D’ailleurs, plus l’épreuve s’allongeait, plus les affirmations du pontife devenaient formelles. A cinq reprises, des augures heureux se manifestèrent. Les successifs ajournements, loin d’abattre sa confiance, l’exaspéraient.
Chaque matin, Pygmalion descendait vers la ville, par le chemin de lacets. Dans le faubourg, sur le seuil des portes où des pâtes comestibles, suspendues à des tringles, sèchent au soleil comme des tentures jaunes, des vieilles, accroupies, regardaient passer l’amoureux de la statue. Les jeunes femmes, dont la chevelure noire s’étale en larges coques, riaient et chuchotaient sur son passage. Des portefaix, chargés de fenouils et de choux-fleurs, s’arrêtaient net, et le considéraient, comme un étranger, avec ébahissement.
Sans rien voir, il atteignait la place voisine du temple. Là, sous les platanes et les palmiers, dans la cohue des vendeurs de choses consacrées, qui vous hèlent avec volubilité, il achetait, sans marchander. Puis, avec la foule, il se dirigeait vers les myrtes de l’enceinte. Devant lui, un bambin nu à tignasse poussiéreuse se cramponnait aux cornes d’une chèvre blanche, et un autre serrait dans ses deux poings les oreilles d’un lièvre effaré. Pygmalion, portant sous les plis de sa robe un ex-voto d’or en forme de cœur, les suivait, une cage d’osier à la main : — entre les barreaux passaient les becs roses des tourterelles qui, roucoulaient interminablement, à l’unisson de son désir.
III
C’était un soir du mois Poséidon, quatre lunes après la visite de Melchis. Pygmalion remontait de la ville, se répétant les paroles du sacrificateur, lorsqu’il avait rencontré dans les viscères d’une colombe le prodige de deux cœurs accolés : « Espère ! La Déesse a résolu d’exaucer ton vœu… bientôt. »
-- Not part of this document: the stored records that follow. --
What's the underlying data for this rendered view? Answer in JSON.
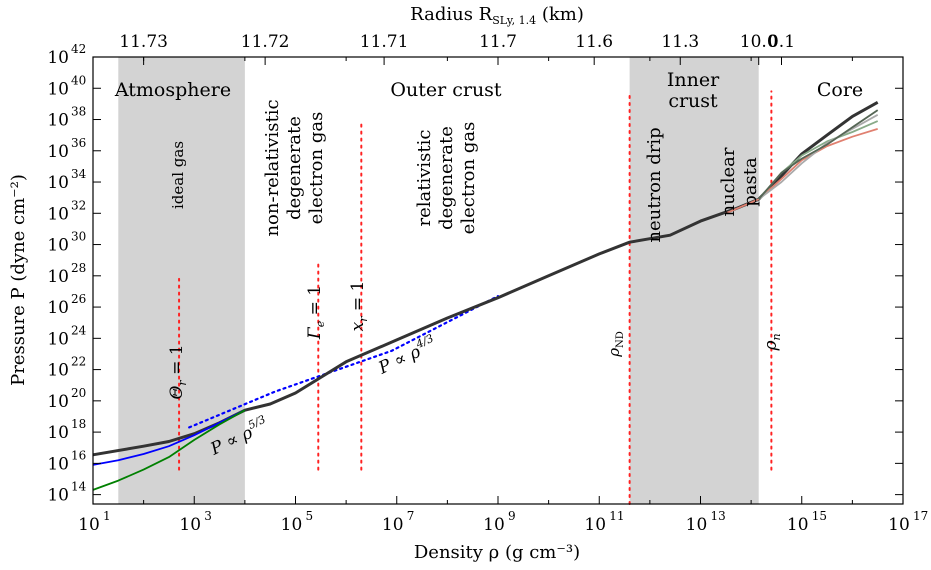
{
  "chart_data": {
    "type": "line",
    "xlabel": "Density ρ (g cm⁻³)",
    "ylabel": "Pressure P (dyne cm⁻²)",
    "top_axis_label": "Radius R",
    "top_axis_label_sub": "SLy, 1.4",
    "top_axis_label_unit": " (km)",
    "x_scale": "log",
    "y_scale": "log",
    "xlim_exp": [
      1,
      17
    ],
    "ylim_exp": [
      13.4,
      42
    ],
    "grid": false,
    "legend": "none",
    "x_ticks": [
      {
        "exp": 1,
        "label": "10"
      },
      {
        "exp": 3,
        "label": "10"
      },
      {
        "exp": 5,
        "label": "10"
      },
      {
        "exp": 7,
        "label": "10"
      },
      {
        "exp": 9,
        "label": "10"
      },
      {
        "exp": 11,
        "label": "10"
      },
      {
        "exp": 13,
        "label": "10"
      },
      {
        "exp": 15,
        "label": "10"
      },
      {
        "exp": 17,
        "label": "10"
      }
    ],
    "x_tick_exps": [
      "1",
      "3",
      "5",
      "7",
      "9",
      "11",
      "13",
      "15",
      "17"
    ],
    "y_ticks_exp": [
      14,
      16,
      18,
      20,
      22,
      24,
      26,
      28,
      30,
      32,
      34,
      36,
      38,
      40,
      42
    ],
    "y_tick_exps": [
      "14",
      "16",
      "18",
      "20",
      "22",
      "24",
      "26",
      "28",
      "30",
      "32",
      "34",
      "36",
      "38",
      "40",
      "42"
    ],
    "top_ticks": [
      {
        "x_exp": 2.0,
        "label": "11.73"
      },
      {
        "x_exp": 4.4,
        "label": "11.72"
      },
      {
        "x_exp": 6.75,
        "label": "11.71"
      },
      {
        "x_exp": 9.0,
        "label": "11.7"
      },
      {
        "x_exp": 10.9,
        "label": "11.6"
      },
      {
        "x_exp": 12.6,
        "label": "11.3"
      },
      {
        "x_exp": 14.15,
        "label": "10.0"
      },
      {
        "x_exp": 14.6,
        "label": "0.1"
      }
    ],
    "regions": [
      {
        "name": "Atmosphere",
        "x_exp": [
          1.5,
          4.0
        ],
        "shaded": true
      },
      {
        "name": "Outer crust",
        "x_exp": [
          4.0,
          11.6
        ],
        "shaded": false
      },
      {
        "name": "Inner crust",
        "x_exp": [
          11.6,
          14.15
        ],
        "shaded": true
      },
      {
        "name": "Core",
        "x_exp": [
          14.15,
          17
        ],
        "shaded": false
      }
    ],
    "region_labels": {
      "atmosphere": "Atmosphere",
      "outer_crust": "Outer crust",
      "inner_crust_1": "Inner",
      "inner_crust_2": "crust",
      "core": "Core"
    },
    "vertical_markers": [
      {
        "x_exp": 2.7,
        "y_exp": [
          15.6,
          27.8
        ],
        "label": "Θ_r = 1"
      },
      {
        "x_exp": 5.45,
        "y_exp": [
          15.6,
          28.8
        ],
        "label": "Γ_e = 1"
      },
      {
        "x_exp": 6.3,
        "y_exp": [
          15.6,
          37.9
        ],
        "label": "x_r = 1"
      },
      {
        "x_exp": 11.6,
        "y_exp": [
          13.4,
          39.8
        ],
        "label": "ρ_ND"
      },
      {
        "x_exp": 14.4,
        "y_exp": [
          15.6,
          39.8
        ],
        "label": "ρ_n"
      }
    ],
    "annotations": {
      "ideal_gas": "ideal gas",
      "nonrel_1": "non-relativistic",
      "nonrel_2": "degenerate",
      "nonrel_3": "electron gas",
      "rel_1": "relativistic",
      "rel_2": "degenerate",
      "rel_3": "electron gas",
      "neutron_drip": "neutron drip",
      "pasta_1": "nuclear",
      "pasta_2": "pasta",
      "theta_label": "Θ",
      "theta_sub": "r",
      "theta_eq": " = 1",
      "gamma_label": "Γ",
      "gamma_sub": "e",
      "gamma_eq": " = 1",
      "x_label": "x",
      "x_sub": "r",
      "x_eq": " = 1",
      "rho_nd": "ρ",
      "rho_nd_sub": "ND",
      "rho_n": "ρ",
      "rho_n_sub": "n",
      "p53": "P ∝ ρ",
      "p53_exp": "5/3",
      "p43": "P ∝ ρ",
      "p43_exp": "4/3"
    },
    "series": [
      {
        "color": "#333333",
        "points": [
          [
            1,
            16.55
          ],
          [
            2,
            17.1
          ],
          [
            2.5,
            17.4
          ],
          [
            3,
            17.9
          ],
          [
            3.5,
            18.6
          ],
          [
            4,
            19.4
          ],
          [
            4.5,
            19.8
          ],
          [
            5,
            20.5
          ],
          [
            5.5,
            21.5
          ],
          [
            6,
            22.5
          ],
          [
            7,
            23.9
          ],
          [
            8,
            25.3
          ],
          [
            9,
            26.6
          ],
          [
            10,
            28.0
          ],
          [
            11,
            29.4
          ],
          [
            11.6,
            30.15
          ],
          [
            12.4,
            30.6
          ],
          [
            13,
            31.5
          ],
          [
            13.7,
            32.3
          ],
          [
            14.15,
            32.9
          ],
          [
            14.6,
            34.4
          ],
          [
            15,
            35.8
          ],
          [
            15.5,
            37.0
          ],
          [
            16,
            38.2
          ],
          [
            16.5,
            39.1
          ]
        ]
      },
      {
        "color": "#0000ff",
        "points": [
          [
            1,
            15.9
          ],
          [
            1.5,
            16.2
          ],
          [
            2,
            16.6
          ],
          [
            2.5,
            17.1
          ],
          [
            3,
            17.8
          ],
          [
            3.5,
            18.6
          ],
          [
            4,
            19.4
          ]
        ]
      },
      {
        "color": "#008000",
        "points": [
          [
            1,
            14.3
          ],
          [
            1.5,
            14.9
          ],
          [
            2,
            15.6
          ],
          [
            2.5,
            16.4
          ],
          [
            3,
            17.5
          ],
          [
            3.5,
            18.5
          ],
          [
            4,
            19.4
          ]
        ]
      },
      {
        "color": "#e08070",
        "points": [
          [
            13.5,
            32.0
          ],
          [
            14.15,
            32.9
          ],
          [
            14.6,
            34.2
          ],
          [
            15,
            35.4
          ],
          [
            15.5,
            36.3
          ],
          [
            16,
            36.9
          ],
          [
            16.5,
            37.4
          ]
        ]
      },
      {
        "color": "#88aa88",
        "points": [
          [
            14.15,
            32.9
          ],
          [
            14.6,
            34.6
          ],
          [
            15,
            35.7
          ],
          [
            15.5,
            36.6
          ],
          [
            16,
            37.2
          ],
          [
            16.5,
            37.9
          ]
        ]
      },
      {
        "color": "#aaaaaa",
        "points": [
          [
            14.15,
            32.9
          ],
          [
            14.6,
            34.0
          ],
          [
            15,
            35.2
          ],
          [
            15.5,
            36.5
          ],
          [
            16,
            37.4
          ],
          [
            16.5,
            38.3
          ]
        ]
      },
      {
        "color": "#556655",
        "points": [
          [
            14.15,
            32.9
          ],
          [
            14.6,
            34.6
          ],
          [
            15,
            35.5
          ],
          [
            15.5,
            36.4
          ],
          [
            16,
            37.5
          ],
          [
            16.5,
            38.6
          ]
        ]
      }
    ],
    "dotted_fits": [
      {
        "color": "#0000ff",
        "points": [
          [
            2.9,
            18.3
          ],
          [
            4.6,
            20.6
          ],
          [
            6.9,
            23.2
          ],
          [
            9,
            26.7
          ]
        ]
      }
    ]
  }
}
Bientôt ? — Ne serait-ce pas ce soir ? — Et Pygmalion, hâtant le pas, frissonnait sous les lentes bouffées énervantes agitant les buissons de lauriers-roses et de myrtes. Aux endroits où les constellations, embuées de sirocco, se montraient parmi les ramures, il s’arrêtait, se demandant s’il ne devait point laisser au miracle le temps de s’accomplir ? Et, dans les halos irisés des astres, il cherchait un présage.
Il tournait l’avant-dernier lacet de la route, lorsqu’une étoile filante coula sur la face de la nuit comme une larme de soleil, et silencieusement disparut vers le sommet de la colline. Mais, avant qu’elle se fût éteinte, une foi soudaine l’avait traversé :
— « Galatée ! C’est son âme que la Déesse lui envoie ! »
Et le cœur battant dans la gorge, il avait couru d’une haleine jusqu’à sa demeure, dont il ouvrit brusquement la porte.